As usual, the “warmonger” namecallers are incapable of understanding nuance—and world history. With the possible exception of John Bolton, no one actually wants war. The problem is, there is no such thing as absolute peace. Such a condition has never existed, ever, in the long annals of recorded history. And historically, even keeping the non-absolute peace requires a strong central government with a powerful military.
The Pax Romana was a two-century period of relative peace and prosperity within the borders of the Roman Empire, beginning with the reign of Caesar Augustus in 27 CE and ending with the death of Marcus Aurelius in 180 CE. It was arguably the best time in history to have been alive, until quite recently. Rome defended its borders, expanded its territory, and, for the most part, prevented wars within its confines. This was possible because the Empire had a kick-ass military, the very existence of which dissuaded most would-be usurpers and invaders.
We are now living in the Pax Americana, which began at the end of the Second World War. The structures put in place at that time—the treaties with Germany and Japan; NATO; the Marshall Plan; the post-war programs established by Truman and Eisenhower—have led to 75 years of relative peace and prosperity. Has it been perfect? Of course not. There have been plenty of regional wars fought in the meantime, proxy wars in Korea and Vietnam, nasty civil wars, and several tense occasions where the United States and the Soviet Union were on the brink of nuclear engagement—not to mention the rise of terrorism.
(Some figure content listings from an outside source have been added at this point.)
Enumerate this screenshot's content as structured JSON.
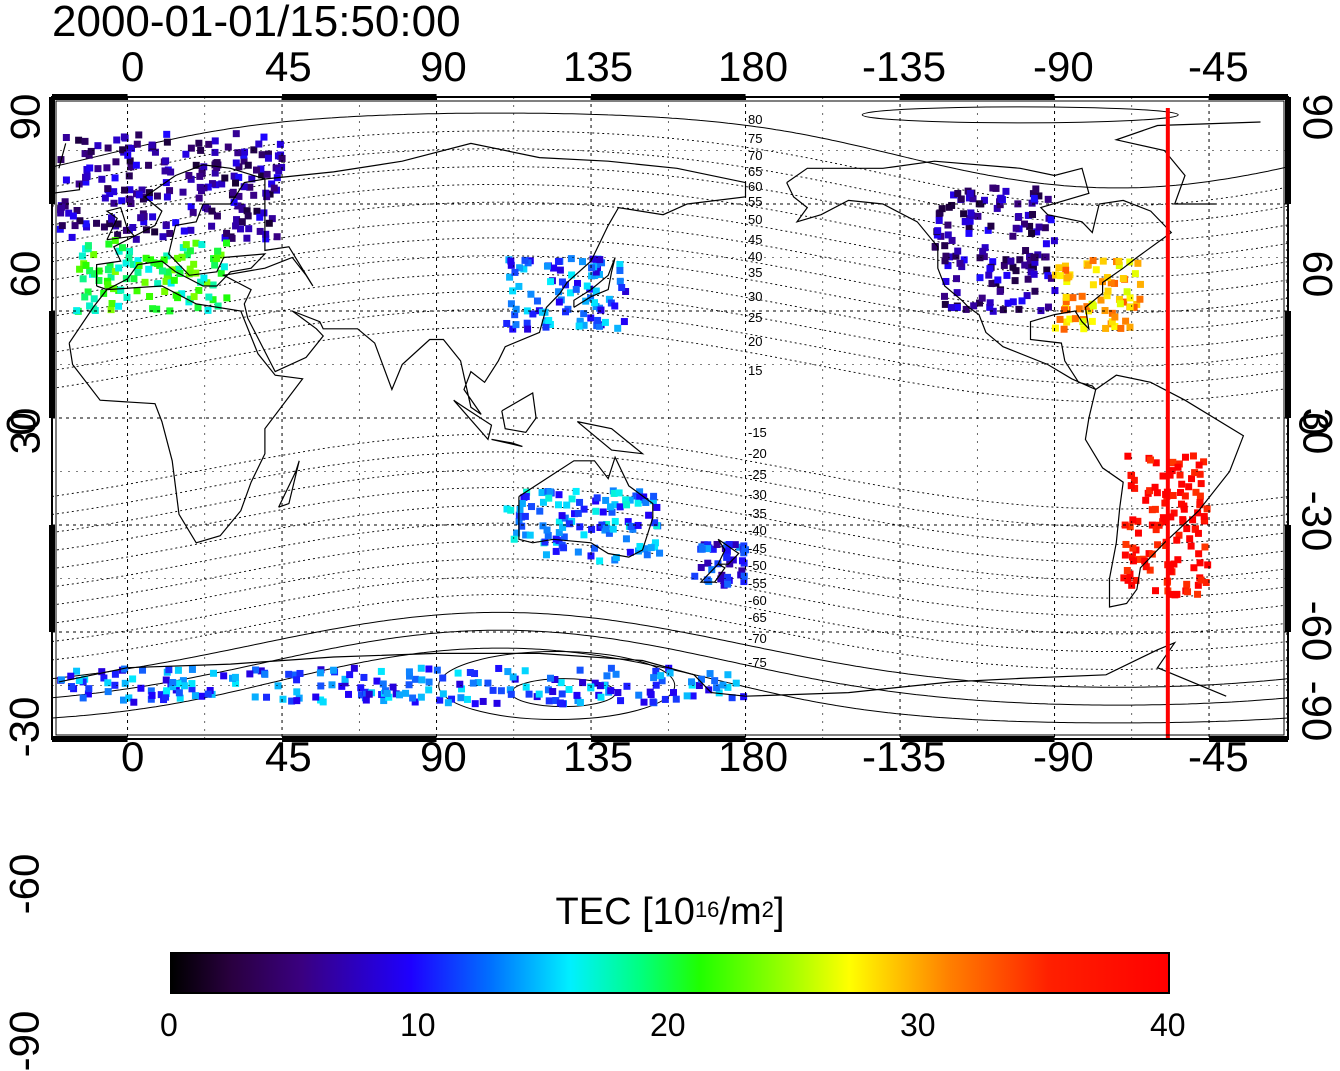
{
  "title": "2000-01-01/15:50:00",
  "longitude_ticks": [
    "0",
    "45",
    "90",
    "135",
    "180",
    "-135",
    "-90",
    "-45"
  ],
  "latitude_ticks": [
    "90",
    "60",
    "30",
    "0",
    "-30",
    "-60",
    "-90"
  ],
  "magnetic_latitude_labels": [
    "80",
    "75",
    "70",
    "65",
    "60",
    "55",
    "50",
    "45",
    "40",
    "35",
    "30",
    "25",
    "20",
    "15",
    "-15",
    "-20",
    "-25",
    "-30",
    "-35",
    "-40",
    "-45",
    "-50",
    "-55",
    "-60",
    "-65",
    "-70",
    "-75"
  ],
  "terminator_line": {
    "longitude": -57,
    "color": "#ff0000"
  },
  "colorbar": {
    "label_main": "TEC  [10",
    "label_exp": "16",
    "label_unit": "/m",
    "label_exp2": "2",
    "label_close": "]",
    "ticks": [
      "0",
      "10",
      "20",
      "30",
      "40"
    ],
    "range": [
      0,
      40
    ],
    "colormap": [
      "#000000",
      "#3a0080",
      "#1e00ff",
      "#00f0ff",
      "#20ff00",
      "#ffff00",
      "#ff8000",
      "#ff0000"
    ]
  },
  "tec_regions": [
    {
      "name": "europe-north",
      "lon": [
        -20,
        45
      ],
      "lat": [
        50,
        80
      ],
      "tec": 6
    },
    {
      "name": "europe-south",
      "lon": [
        -15,
        30
      ],
      "lat": [
        30,
        50
      ],
      "tec": 20
    },
    {
      "name": "north-america-west",
      "lon": [
        -125,
        -90
      ],
      "lat": [
        30,
        65
      ],
      "tec": 6
    },
    {
      "name": "north-america-east",
      "lon": [
        -90,
        -65
      ],
      "lat": [
        25,
        45
      ],
      "tec": 30
    },
    {
      "name": "south-america",
      "lon": [
        -70,
        -45
      ],
      "lat": [
        -50,
        -10
      ],
      "tec": 40
    },
    {
      "name": "east-asia",
      "lon": [
        110,
        145
      ],
      "lat": [
        25,
        45
      ],
      "tec": 12
    },
    {
      "name": "australia",
      "lon": [
        110,
        155
      ],
      "lat": [
        -40,
        -20
      ],
      "tec": 13
    },
    {
      "name": "new-zealand",
      "lon": [
        165,
        180
      ],
      "lat": [
        -47,
        -35
      ],
      "tec": 10
    },
    {
      "name": "antarctica",
      "lon": [
        -20,
        180
      ],
      "lat": [
        -80,
        -70
      ],
      "tec": 12
    }
  ]
}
But for the most part, the structures have done their job. The nations of Western and Central Europe have not gone to war with each other in 75 years. Even the fall of the Soviet Union, the collapse of the Iron Curtain, and the overthrow of the communist occupiers in Eastern Europe—cataclysmic events—were accomplished with little bloodshed. We have to go back to the days of Trajan and Marcus Aurelius to find that much of Europe not fighting wars against each other for that length of time. The Pax Romana is the only historical precedent for the Pax Americana in the Western world—and it was two thousand fucking years ago.
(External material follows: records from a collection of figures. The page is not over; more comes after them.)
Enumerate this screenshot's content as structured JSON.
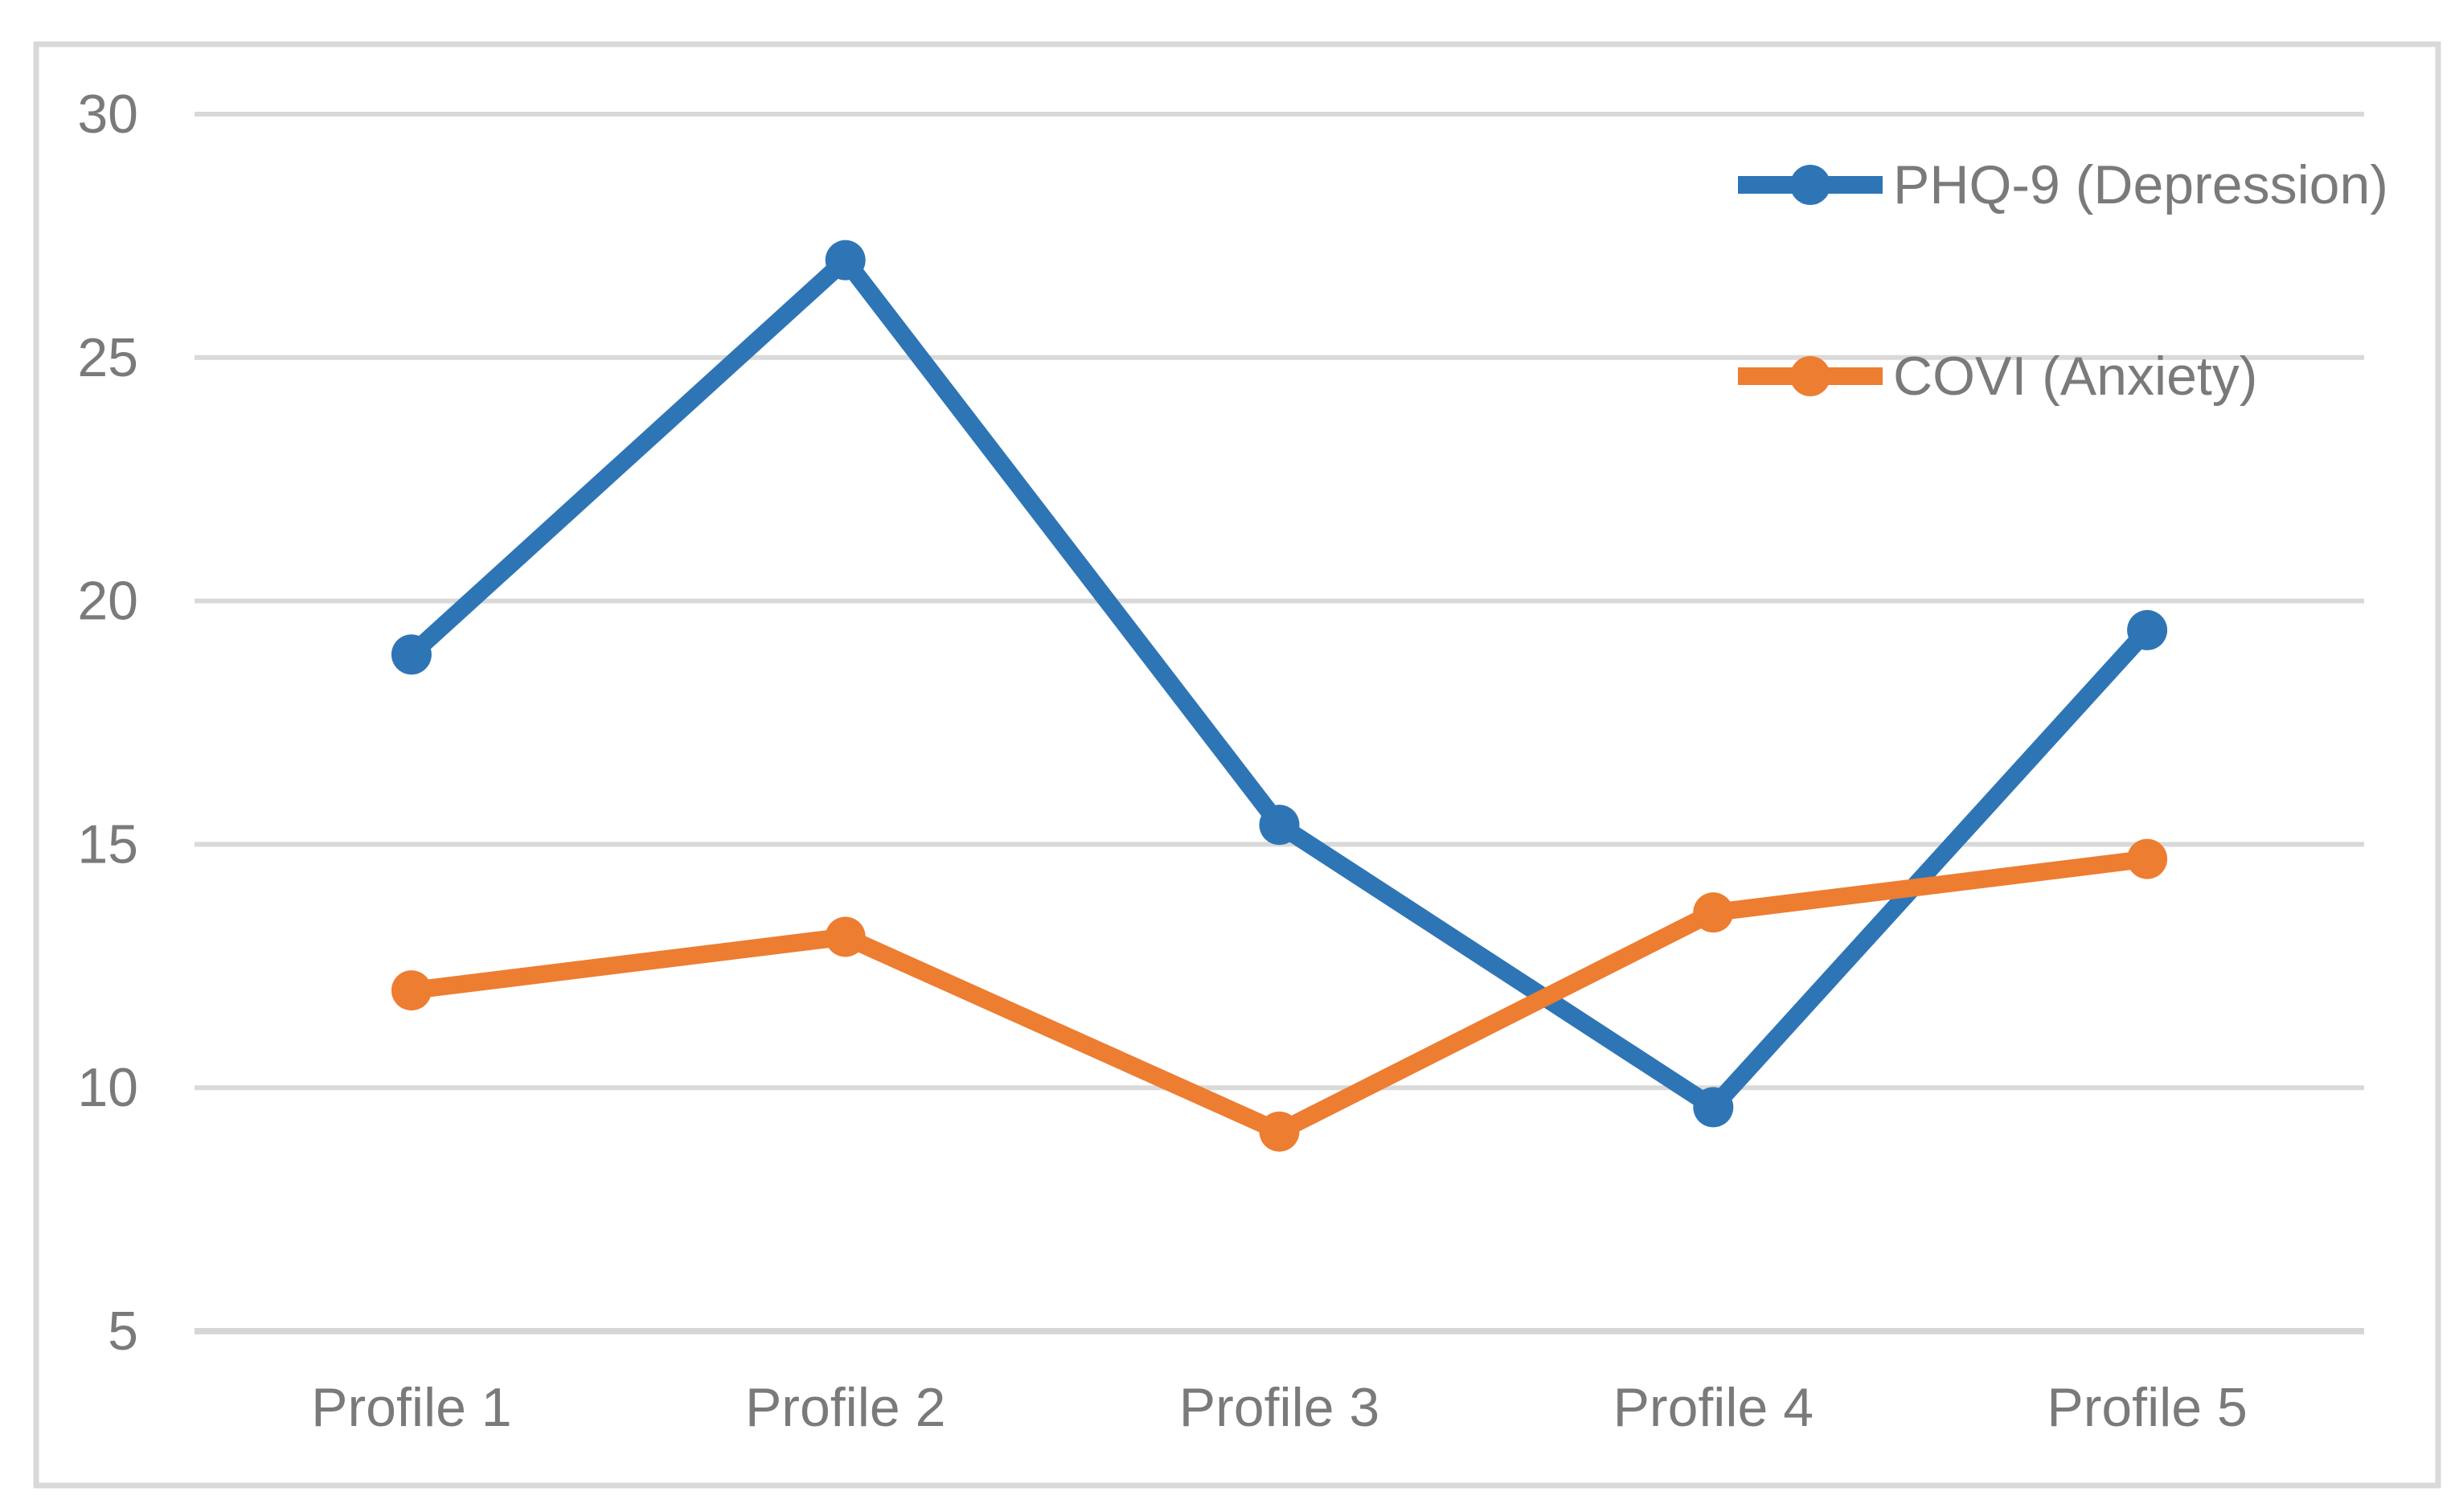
{
  "figure": {
    "background": "#FFFFFF",
    "border_color": "#D9D9D9"
  },
  "chart_data": {
    "type": "line",
    "title": "",
    "xlabel": "",
    "ylabel": "",
    "categories": [
      "Profile 1",
      "Profile 2",
      "Profile 3",
      "Profile 4",
      "Profile 5"
    ],
    "series": [
      {
        "name": "PHQ-9 (Depression)",
        "values": [
          18.9,
          27.0,
          15.4,
          9.6,
          19.4
        ],
        "color": "#2E75B6"
      },
      {
        "name": "COVI (Anxiety)",
        "values": [
          12.0,
          13.1,
          9.1,
          13.6,
          14.7
        ],
        "color": "#ED7D31"
      }
    ],
    "ylim": [
      5,
      30
    ],
    "yticks": [
      5,
      10,
      15,
      20,
      25,
      30
    ],
    "grid": true,
    "gridline_color": "#D9D9D9",
    "axis_line_color": "#D6D6D6",
    "text_color": "#7A7A7A",
    "legend_position": "inside-top-right",
    "marker": "circle"
  }
}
Along comes Donald John Trump, doing his best to scuttle NATO, to encourage Japan to re-arm itself, to bungle the anxious peace in Korea. He is a bull in the proverbial china closet, a threat to break everything he touches. The man has no knowledge of history, but his overlord, Vladimir Putin, certainly does. From the left, meanwhile, the ideological purists write off realists as warmongers. Any deviation from absolute peace, in their view, is warmongering. Is that why these people have roses in their avatars? Because they are hippy-dippy, make-love-not-war flower children, incapable of understanding nuance?
John Lennon’s “Revolution” is often played by neo-hippies who don’t realize the lyrics are ironic—much like “Born in the USA” is routinely blasted at GOP events. The entire song could be an indictment of the Bernie Bros:
You say you got a real solution?
Well, you know,
We’d all love to see the plan.
You ask me for a contribution?
Well, you know,
We’re doing what we can.
Seriously, read the lyrics. The only change you have to make is to swap out “brother” for “Berner.”
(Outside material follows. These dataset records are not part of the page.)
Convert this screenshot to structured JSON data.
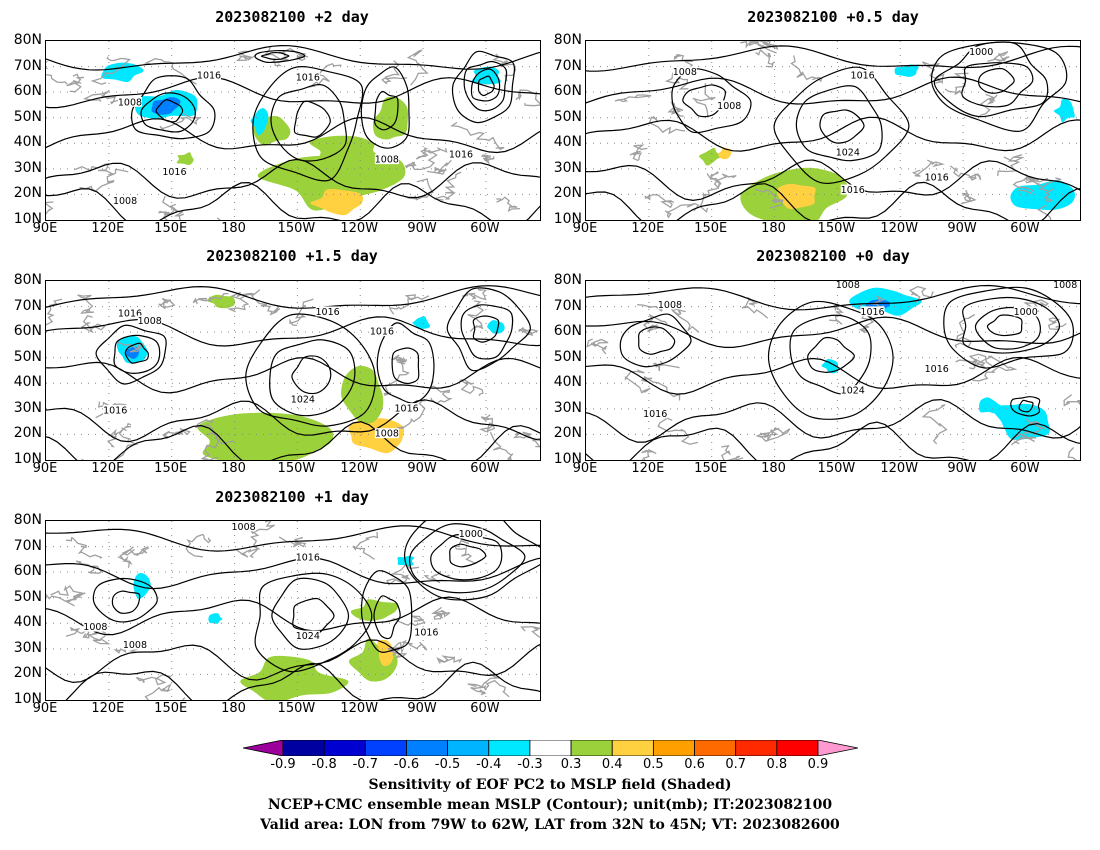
{
  "lat_ticks": [
    "80N",
    "70N",
    "60N",
    "50N",
    "40N",
    "30N",
    "20N",
    "10N"
  ],
  "lon_ticks": [
    "90E",
    "120E",
    "150E",
    "180",
    "150W",
    "120W",
    "90W",
    "60W"
  ],
  "panels": [
    {
      "title": "2023082100 +2 day",
      "labels": [
        "1016",
        "1016",
        "1008",
        "1016",
        "1016",
        "1008",
        "1008"
      ]
    },
    {
      "title": "2023082100 +0.5 day",
      "labels": [
        "1000",
        "1008",
        "1016",
        "1008",
        "1024",
        "1016",
        "1016"
      ]
    },
    {
      "title": "2023082100 +1.5 day",
      "labels": [
        "1016",
        "1008",
        "1016",
        "1016",
        "1024",
        "1016",
        "1016",
        "1008"
      ]
    },
    {
      "title": "2023082100 +0 day",
      "labels": [
        "1008",
        "1008",
        "1016",
        "1000",
        "1016",
        "1024",
        "1016",
        "1008"
      ]
    },
    {
      "title": "2023082100 +1 day",
      "labels": [
        "1008",
        "1000",
        "1016",
        "1008",
        "1008",
        "1024",
        "1016"
      ]
    }
  ],
  "colorbar": {
    "labels": [
      "-0.9",
      "-0.8",
      "-0.7",
      "-0.6",
      "-0.5",
      "-0.4",
      "-0.3",
      "0.3",
      "0.4",
      "0.5",
      "0.6",
      "0.7",
      "0.8",
      "0.9"
    ],
    "colors": [
      "#9b009b",
      "#0000a0",
      "#0000d0",
      "#0040ff",
      "#0080ff",
      "#00b4ff",
      "#00e8ff",
      "#ffffff",
      "#9bd13a",
      "#ffd040",
      "#ffa000",
      "#ff6a00",
      "#ff2a00",
      "#ff0000",
      "#ff9ad0"
    ]
  },
  "footer": {
    "line1": "Sensitivity of EOF PC2 to MSLP field (Shaded)",
    "line2": "NCEP+CMC ensemble mean MSLP (Contour); unit(mb); IT:2023082100",
    "line3": "Valid area: LON from 79W to 62W, LAT from 32N to 45N; VT: 2023082600"
  }
}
Bernie Sanders has no hope of winning the nomination, but has vowed to continue his unwinnable campaign until New York, over a month from now. Is he motivated by ego (all those worshipful young people)? Russian kompromat (the Mueller Report makes clear that Moscow helps him)? Greed (those three houses won’t pay for themselves)? Whatever the reasons, he is playing on the sympathies of well-meaning people, making fancy promises he knows he can’t keep—and dividing the country in the process, all while forcing millions of us to have to go to the polls during a pandemic. This is what he calls “revolution.”
Start the “revolution” without me. Or, as Lennon (not Lenin!) put it: Count me out.